Posted March 21, 2023

Understanding what’s in an image — one of the simplest cognitive tasks for most humans — is a stubbornly difficult problem for artificial intelligence systems to solve.

Over the past decade, AI models have gotten better and better at analyzing the kinds of images you might find on the internet. The state of the art has advanced from small models that had to be manually trained by machine learning engineers to large, pre-trained models that work out of the box. This progress corresponds to an ever-growing set of available training data, starting with ImageNet (~1 million images) and culminating, currently, in LAION (~6 billion images).

The problem is that all this data is drawn from the same domain (i.e. the public internet). One of the most iconic diagrams from the ImageNet paper (from 2012) showed off its granular classes of cat pictures. 

The lead image in the LAION blog post (from 2022) features . . . cat pictures.

This is OK for many consumer use cases, where production data is likely to match the training data reasonably well. But most B2B use cases don’t fit neatly into this mold. Visual content in a business context may be produced by unique cameras, in unique settings, or with unique metadata. When OpenAI first released CLIP, for example, it outperformed older models on pictures of cars or food, but trailed dramatically on satellite images and pictures of tumors. Newer models like BASIC plugged some of those gaps, but developed new, bizarre failure modes (for example, failing MNIST, one of the earliest and simplest image classification benchmarks).

As a result, most businesses trying to analyze images and videos are stuck doing supervised machine learning — manually collecting, labeling, and training large internal datasets — even for relatively simple business needs. There hasn’t been a simple way to apply domain expertise to large pools of visual content.

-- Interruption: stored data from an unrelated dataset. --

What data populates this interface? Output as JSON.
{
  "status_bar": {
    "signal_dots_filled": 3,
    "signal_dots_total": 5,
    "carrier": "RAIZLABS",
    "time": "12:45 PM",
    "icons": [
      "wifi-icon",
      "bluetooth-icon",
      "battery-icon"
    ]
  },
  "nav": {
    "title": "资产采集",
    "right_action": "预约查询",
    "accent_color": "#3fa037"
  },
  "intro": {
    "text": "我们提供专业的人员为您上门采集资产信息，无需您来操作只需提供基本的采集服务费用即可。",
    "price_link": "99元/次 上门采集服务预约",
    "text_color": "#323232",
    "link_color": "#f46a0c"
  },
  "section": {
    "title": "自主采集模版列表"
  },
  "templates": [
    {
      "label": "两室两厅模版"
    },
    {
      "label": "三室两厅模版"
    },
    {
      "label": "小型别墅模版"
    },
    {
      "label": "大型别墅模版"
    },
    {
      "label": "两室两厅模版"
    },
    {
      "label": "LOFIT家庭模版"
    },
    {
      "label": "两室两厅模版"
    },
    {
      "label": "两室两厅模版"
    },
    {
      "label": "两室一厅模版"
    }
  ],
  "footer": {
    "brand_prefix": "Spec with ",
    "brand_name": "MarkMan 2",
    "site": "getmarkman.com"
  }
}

This is where Coactive AI comes in. Coactive is an application that helps data teams work efficiently with image and video data, without requiring specialized machine learning skills. It uses state-of-the-art pre-trained models to give a rough understanding of visual content, and a proprietary active learning system to develop more specialized visual concepts. These concepts are then exposed through standard SQL and API interfaces to power trend analysis, content moderation, search, and other core business functions.

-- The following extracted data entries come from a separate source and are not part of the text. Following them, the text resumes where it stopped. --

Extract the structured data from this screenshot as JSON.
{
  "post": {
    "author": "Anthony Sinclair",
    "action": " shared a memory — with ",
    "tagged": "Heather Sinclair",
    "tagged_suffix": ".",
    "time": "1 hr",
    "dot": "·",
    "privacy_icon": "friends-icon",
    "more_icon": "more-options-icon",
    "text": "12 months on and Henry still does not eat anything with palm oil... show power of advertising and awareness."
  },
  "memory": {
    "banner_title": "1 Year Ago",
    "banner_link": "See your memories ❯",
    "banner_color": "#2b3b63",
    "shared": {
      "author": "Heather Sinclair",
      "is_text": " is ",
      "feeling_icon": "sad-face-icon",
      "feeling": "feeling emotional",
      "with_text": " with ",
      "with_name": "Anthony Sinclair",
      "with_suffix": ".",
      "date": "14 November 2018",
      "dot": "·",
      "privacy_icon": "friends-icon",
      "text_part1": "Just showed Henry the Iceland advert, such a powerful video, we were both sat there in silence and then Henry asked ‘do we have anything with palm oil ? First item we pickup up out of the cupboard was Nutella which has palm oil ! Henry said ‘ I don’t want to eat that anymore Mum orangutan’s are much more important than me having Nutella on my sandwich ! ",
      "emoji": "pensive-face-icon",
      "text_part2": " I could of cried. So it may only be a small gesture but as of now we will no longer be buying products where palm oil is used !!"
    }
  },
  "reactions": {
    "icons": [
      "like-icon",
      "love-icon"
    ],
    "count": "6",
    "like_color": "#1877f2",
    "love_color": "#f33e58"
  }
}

Critically, Coactive allows users to map these analytic workflows to proprietary data and metadata ontologies, such as an existing product catalog or list of prohibited content. It can handle out-of-domain data that doesn’t match typical internet image data. And it does this without requiring users to manually label more than a few example data points. The result is an intuitive visual analytics system that can capture practical business expertise but doesn’t require an ML-engineering or data-labeling team to use.

We’re excited to announce today that we invested in both the seed and series A rounds of Coactive. We’re thrilled to support cofounders Cody Coleman and Will Gaviria Rojas in building the company.

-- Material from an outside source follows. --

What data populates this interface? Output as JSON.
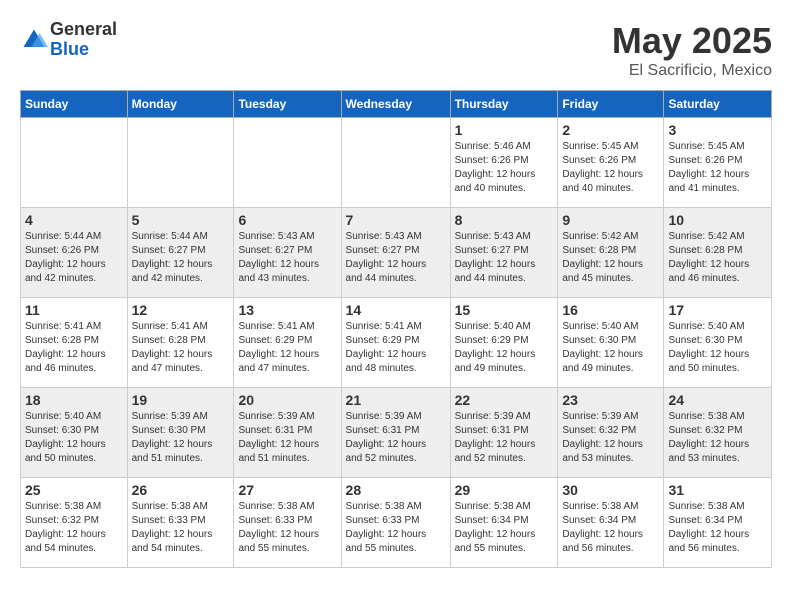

Cody saw this problem firsthand at Facebook, where he worked on active learning systems for content moderation, and developed the core technology for Coactive while earning his PhD at Stanford under Matei Zaharia (cofounder of Databricks and co-creator of Apache Spark). And we’d be remiss to not mention the truly exceptional determination Cody has shown in his personal life before founding Coactive. Will also saw the problems Coactive is solving in his work as a data scientist at eBay, and is an accomplished deep learning researcher trained at MIT and Northwestern.

As AI continues to show breathtaking new results nearly every week, we are proud to support founders to bring these advances to important — and deceptively complex, if not always sexy — business problems.